Thursday, February 22, 2018

Protected by the math department

Senator Marco Rubio was a featured speaker at a town hall meeting. He’s pretty good at showing charm and empathy or whatever it is politicians do. Then Cameron Kasky came up on stage. During the school shooting in Parkland, Fla. student Kasky hid in a closet with his brother.

Kasky: “So, Senator Rubio, can you tell me you won’t be accepting a single penny from the NRA?”

Rubio: “People buy into my agenda.”

Kasky: “So you won’t take more NRA money?”

Rubio: “That’s the wrong way to look at it. People buy into my agenda.”

Kasky: “In the name of the 17 people who died, you can’t ask the NRA to keep their money? I bet we can get people to give you exactly as much money.”

Beyond that, Rubio’s answer was irrelevant. To me this exchange shows that Rubio wants what the NRA is peddling and the NRA buys into Rubio’s agenda because they like the pro-gun aspects of it.



In response to this particular shooting the nasty guy has proposed arming teachers. Laura Clawson of Daily Kos starts the rebuttal with just the financials. Arming and (minimally) training 750,000 teachers would cost about $1 billion. Ask any GOP politician for $1B in books and teacher pay.

Commenters supply a lot of other reasons why this is a bad idea.

* Even professional marksmen – soldiers – are terrible shots when under stress.

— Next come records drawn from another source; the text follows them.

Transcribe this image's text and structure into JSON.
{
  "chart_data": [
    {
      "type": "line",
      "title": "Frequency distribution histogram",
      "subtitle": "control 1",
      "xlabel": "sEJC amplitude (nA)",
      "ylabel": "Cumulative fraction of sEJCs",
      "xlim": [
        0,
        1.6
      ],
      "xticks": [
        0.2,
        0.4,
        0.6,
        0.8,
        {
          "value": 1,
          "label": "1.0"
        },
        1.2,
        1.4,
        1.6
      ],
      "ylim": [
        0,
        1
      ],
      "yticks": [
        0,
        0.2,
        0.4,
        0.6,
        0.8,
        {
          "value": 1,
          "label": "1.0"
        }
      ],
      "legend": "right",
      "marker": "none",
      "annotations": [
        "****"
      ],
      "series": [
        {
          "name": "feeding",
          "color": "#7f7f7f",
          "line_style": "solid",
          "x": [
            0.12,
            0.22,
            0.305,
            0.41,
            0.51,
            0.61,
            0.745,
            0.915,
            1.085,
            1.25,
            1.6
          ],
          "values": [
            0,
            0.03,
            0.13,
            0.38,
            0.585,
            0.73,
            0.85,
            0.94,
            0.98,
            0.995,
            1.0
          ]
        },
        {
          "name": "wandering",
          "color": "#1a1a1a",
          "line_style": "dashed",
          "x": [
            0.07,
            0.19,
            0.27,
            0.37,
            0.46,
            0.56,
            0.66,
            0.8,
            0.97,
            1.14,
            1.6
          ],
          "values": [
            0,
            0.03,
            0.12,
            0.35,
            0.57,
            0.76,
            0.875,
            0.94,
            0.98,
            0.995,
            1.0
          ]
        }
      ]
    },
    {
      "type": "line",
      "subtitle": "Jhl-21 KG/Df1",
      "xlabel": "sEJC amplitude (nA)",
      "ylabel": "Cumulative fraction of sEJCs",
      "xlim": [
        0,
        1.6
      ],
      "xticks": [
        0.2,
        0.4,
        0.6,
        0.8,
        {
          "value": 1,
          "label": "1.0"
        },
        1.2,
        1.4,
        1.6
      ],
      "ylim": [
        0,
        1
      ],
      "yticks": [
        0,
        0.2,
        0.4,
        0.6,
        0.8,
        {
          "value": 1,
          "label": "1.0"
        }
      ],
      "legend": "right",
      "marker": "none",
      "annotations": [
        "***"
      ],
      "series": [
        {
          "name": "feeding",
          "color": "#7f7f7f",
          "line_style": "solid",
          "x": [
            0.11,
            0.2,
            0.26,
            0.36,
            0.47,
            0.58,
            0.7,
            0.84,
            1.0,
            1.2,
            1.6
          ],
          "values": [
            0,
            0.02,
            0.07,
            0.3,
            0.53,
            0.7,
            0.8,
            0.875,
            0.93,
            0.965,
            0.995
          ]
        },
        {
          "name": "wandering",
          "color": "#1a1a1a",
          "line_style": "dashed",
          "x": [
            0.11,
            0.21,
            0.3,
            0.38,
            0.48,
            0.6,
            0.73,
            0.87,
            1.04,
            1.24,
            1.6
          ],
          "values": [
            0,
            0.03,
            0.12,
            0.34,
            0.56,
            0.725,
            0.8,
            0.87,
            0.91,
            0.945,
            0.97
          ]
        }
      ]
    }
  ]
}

* If teachers had guns the shooter would target them first. Even if a particular teacher is unarmed.

* “Parents terrified that this literal life and death experiment will be performed on their children.” We do not want our children to be caught in the crossfire or even witness such an event.

* Shooters like collateral damage. Teachers would want to avoid it.

* Do we want our students to sit in classes with teachers who are visibly armed?

* How does a teacher keep it out of the hands of the kids yet have it quickly available when a shooter walks through the door? How does the teacher make sure a student doesn’t use the teacher’s gun to become a shooter?

* How do the cops, when they finally arrive, tell the difference between a shooter and a teacher with a gun? Those cops can identify colleagues through uniforms.

* Is a teacher going to have much effect using a handgun facing down an AR-15?

* What happens when a teacher’s gun is missing?

* Teachers are notoriously underpaid and can be stressed out. How do we prevent a teacher, after a really bad day, turning the gun on a student having a really bad day?

* Who do you arm at the movie theater, another target of shooters? The high-school aged ticket-taker?

* Would the GOP agree to arming black teachers?

* Are we going to start hiring teachers based on whether they are willing and able to engage in a firefight?

* President Reagan was surrounded by Secret Service and was still shot. The math department from the local high school would surely offer more protection.

* Want to arm teachers? Let’s also arm senators and remove the security checkpoints in senate chambers.

Conclusion: really bad idea.


I’ve written about students taking it on themselves to include protest in their high school curriculum. Curtis Rhodes, Superintendent of schools in Needville, Texas had declared that students who disrupt or walk out in protest over guns will be suspended.

Melissa McEwan of Shakesville responded:
Take the suspensions, kids. Trust this old lady that, in the grand scheme of your life, a mark on your record definitely won't matter. But standing up for your principles always will.
Commenters respond that explaining such a mark would delight college admissions officers.

Twitter user KingofTorts also responded by saying such walkouts and protests are free speech rights. He offers lawyerly services to students who are suspended.



This a suitable cartoon for the situation. A takeoff on this one from last October, which came out after the nasty guy visited Puerto Rico and did a particular act while there.



McEwan tackles the idea that mass shooters must be mentally ill.
There is no mental illness that causes someone to pick up a gun and start murdering people, and only affects men.

Women are routinely accused of being "crazy" in every conceivable way and for every conceivable reason in every other aspect of our lives.

We are "crazy," we are "insane," we are "hysterical," we are "emotional," we are "irrational," we are *every euphemism for mentally ill under the sun*, we are "psycho bitches."

But when it comes to mass shootings, suddenly women are so uniquely sane that our failure to have the mystery mental illness that causes "people" to pick up guns isn't even remarkable.

We're crazy when men need us to be crazy to avoid accountability and we're sane as the day is long when we don't want to talk about toxic masculinity or access to guns.

If mental illness is the primary issue, then why is only men who are picking up guns?
So, says McEwan, let’s talk about toxic masculinity. And access to guns.